The query_reviewer plugin has this to say about it - it lists several problems:

Table questions:  Using temporary table, Long key length (263), Using filesort 
MySQL must do an extra pass to find out how to retrieve the rows in sorted order.
To resolve the query, MySQL needs to create a temporary table to hold the result.
The key used for the index was rather long, potentially affecting indices in memory

2) It looks like rails isn't splitting this find up in a very optimal way. Is it, do you think? Am i better off doing several find queries manually rather than one big combined one?

Grateful for any advice, max

+1  A: 

Usually ActiveRecord preloads associations with separate queries, as it is usually faster.
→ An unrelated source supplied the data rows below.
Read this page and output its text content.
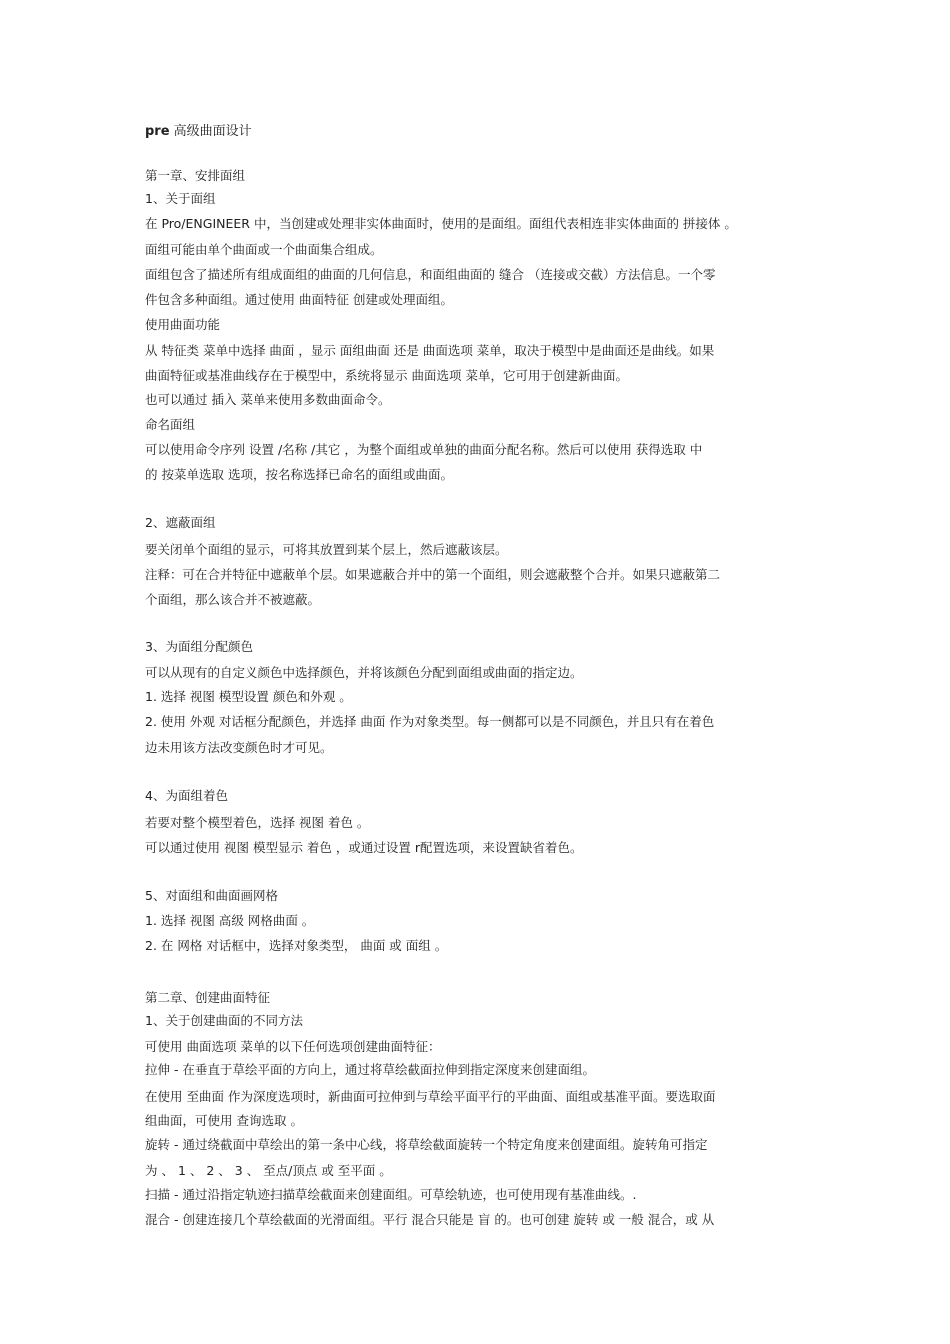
pre 高级曲面设计
第一章、安排面组
1、关于面组
在 Pro/ENGINEER 中，当创建或处理非实体曲面时，使用的是面组。面组代表相连非实体曲面的 拼接体 。
面组可能由单个曲面或一个曲面集合组成。
面组包含了描述所有组成面组的曲面的几何信息，和面组曲面的 缝合 （连接或交截）方法信息。一个零
件包含多种面组。通过使用 曲面特征 创建或处理面组。
使用曲面功能
从 特征类 菜单中选择 曲面 ，显示 面组曲面 还是 曲面选项 菜单，取决于模型中是曲面还是曲线。如果
曲面特征或基准曲线存在于模型中，系统将显示 曲面选项 菜单，它可用于创建新曲面。
也可以通过 插入 菜单来使用多数曲面命令。
命名面组
可以使用命令序列 设置 /名称 /其它 ，为整个面组或单独的曲面分配名称。然后可以使用 获得选取 中
的 按菜单选取 选项，按名称选择已命名的面组或曲面。
2、遮蔽面组
要关闭单个面组的显示，可将其放置到某个层上，然后遮蔽该层。
注释：可在合并特征中遮蔽单个层。如果遮蔽合并中的第一个面组，则会遮蔽整个合并。如果只遮蔽第二
个面组，那么该合并不被遮蔽。
3、为面组分配颜色
可以从现有的自定义颜色中选择颜色，并将该颜色分配到面组或曲面的指定边。
1. 选择 视图 模型设置 颜色和外观 。
2. 使用 外观 对话框分配颜色，并选择 曲面 作为对象类型。每一侧都可以是不同颜色，并且只有在着色
边未用该方法改变颜色时才可见。
4、为面组着色
若要对整个模型着色，选择 视图 着色 。
可以通过使用 视图 模型显示 着色 ，或通过设置 r配置选项，来设置缺省着色。
5、对面组和曲面画网格
1. 选择 视图 高级 网格曲面 。
2. 在 网格 对话框中，选择对象类型， 曲面 或 面组 。
第二章、创建曲面特征
1、关于创建曲面的不同方法
可使用 曲面选项 菜单的以下任何选项创建曲面特征：
拉伸 - 在垂直于草绘平面的方向上，通过将草绘截面拉伸到指定深度来创建面组。
在使用 至曲面 作为深度选项时，新曲面可拉伸到与草绘平面平行的平曲面、面组或基准平面。要选取面
组曲面，可使用 查询选取 。
旋转 - 通过绕截面中草绘出的第一条中心线，将草绘截面旋转一个特定角度来创建面组。旋转角可指定
为 、 1 、 2 、 3 、 至点/顶点 或 至平面 。
扫描 - 通过沿指定轨迹扫描草绘截面来创建面组。可草绘轨迹，也可使用现有基准曲线。.
混合 - 创建连接几个草绘截面的光滑面组。平行 混合只能是 盲 的。也可创建 旋转 或 一般 混合，或 从
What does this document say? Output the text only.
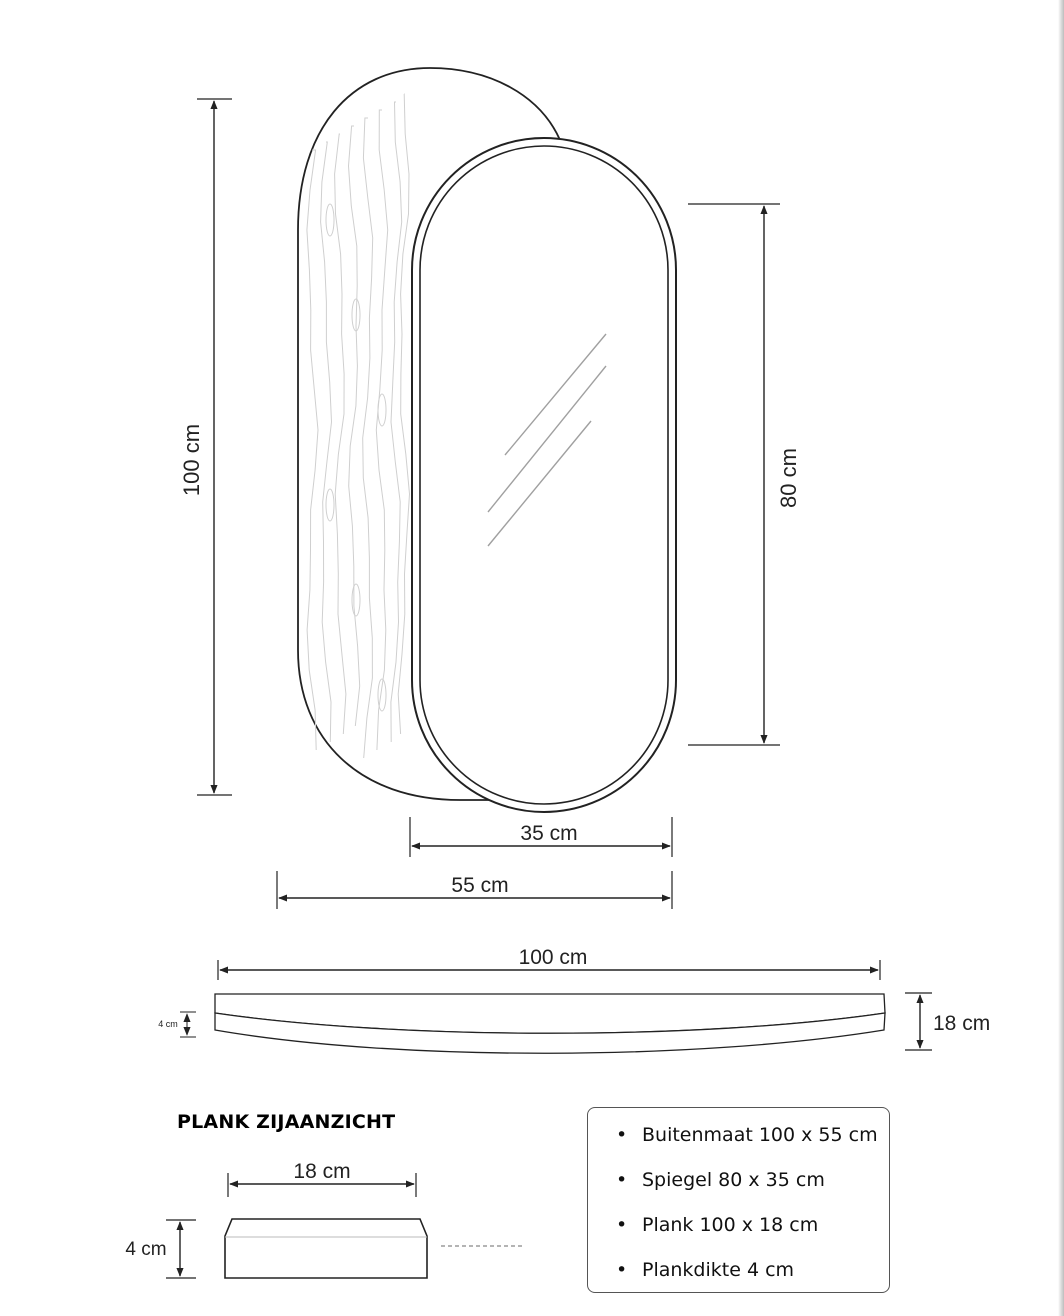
100 cm	80 cm
35 cm
55 cm
100 cm
4 cm	18 cm
18 cm
4 cm
PLANK ZIJAANZICHT
• Buitenmaat 100 x 55 cm
• Spiegel 80 x 35 cm
• Plank 100 x 18 cm
• Plankdikte 4 cm
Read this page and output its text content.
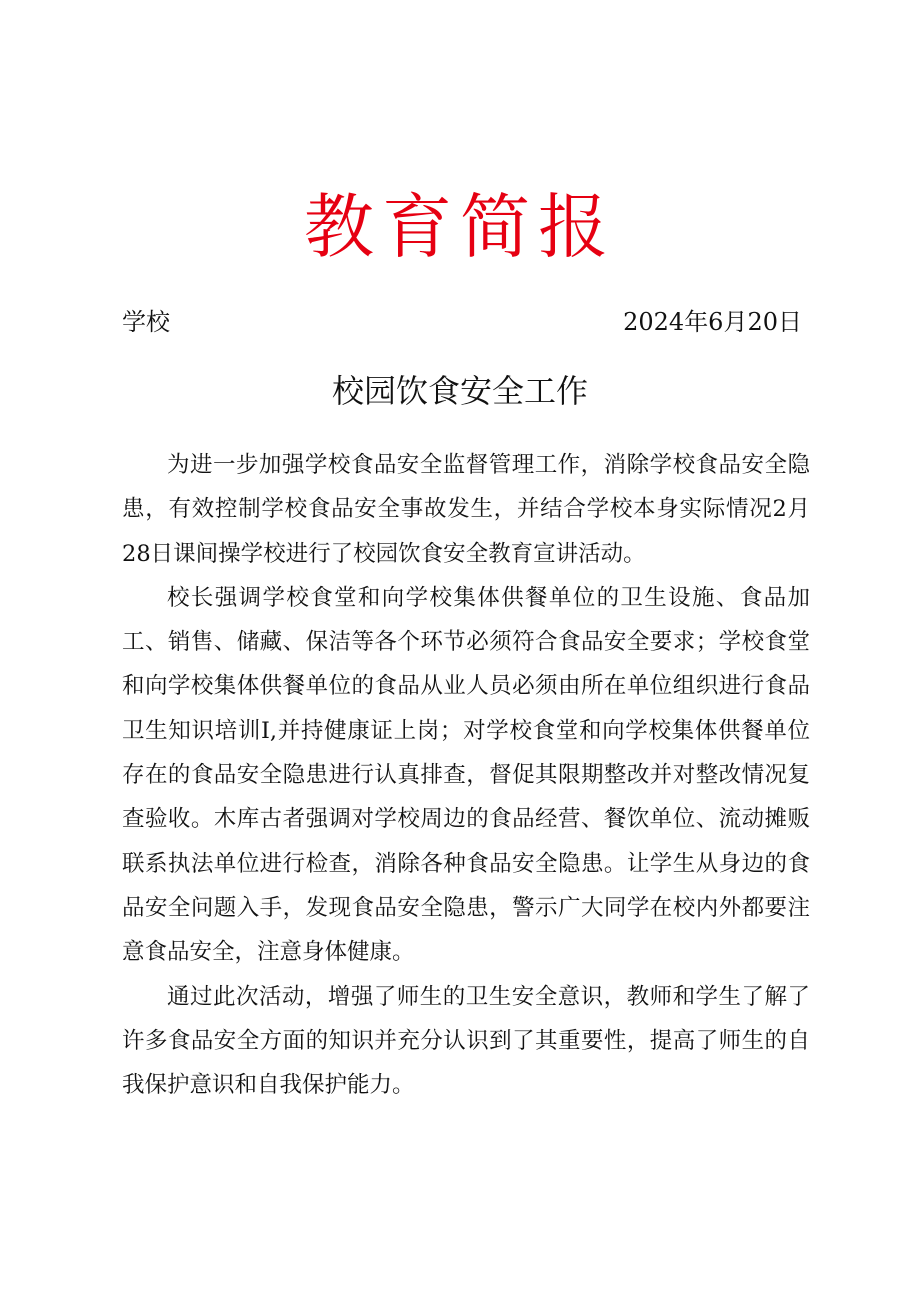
教育简报
学校	2024年6月20日
校园饮食安全工作

为进一步加强学校食品安全监督管理工作，消除学校食品安全隐患，有效控制学校食品安全事故发生，并结合学校本身实际情况2月28日课间操学校进行了校园饮食安全教育宣讲活动。

校长强调学校食堂和向学校集体供餐单位的卫生设施、食品加工、销售、储藏、保洁等各个环节必须符合食品安全要求；学校食堂和向学校集体供餐单位的食品从业人员必须由所在单位组织进行食品卫生知识培训I,并持健康证上岗；对学校食堂和向学校集体供餐单位存在的食品安全隐患进行认真排查，督促其限期整改并对整改情况复查验收。木库古者强调对学校周边的食品经营、餐饮单位、流动摊贩联系执法单位进行检查，消除各种食品安全隐患。让学生从身边的食品安全问题入手，发现食品安全隐患，警示广大同学在校内外都要注意食品安全，注意身体健康。

通过此次活动，增强了师生的卫生安全意识，教师和学生了解了许多食品安全方面的知识并充分认识到了其重要性，提高了师生的自我保护意识和自我保护能力。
However, when it notices, that you have used included associations in your :conditions or :order, it performs one big query, including all tables, not only needed ones.

What you can probably do, is to include only those tables, which are used in conditions and preload all other associations afterwards:

questions = Question.paginate(:all, {:page=>1, :include => [:subject, {:taggings=>:tag}, :gradings], :conditions=>["((questions.subject_id = ?) or (questions.subject_id = ? and tags.name = ?))", "1", 19, "English"], :order=>"subjects.name, (gradings.difficulty_id is null), gradings.age_group_id, gradings.difficulty_id", :per_page=>30})

Question.send(:preload_associations, questions, [:answers, :quizzes, {:gradings=>[:age_group, :difficulty]}])

First query will run on subjects, taggings, tags, gradings and questions tables, as they are used in coditions/order. And :answers, :quizzes, age_group and :difficulty will be 4 separate simple queries.

And then you can try and optimize more your indexes etc.

Voyta
A: 

Output from query_reviewer says that mysql has to your query has to be called twice because of some order_by problem. You can test if it is cousing your problems, by simply removing order part from your call. If it is the problem, then it should run much faster.

Your query looks very complicated. Are you sure you need to load such complicated data? If you don't access most of the fields in associated models, than it would be better not to include them.

klew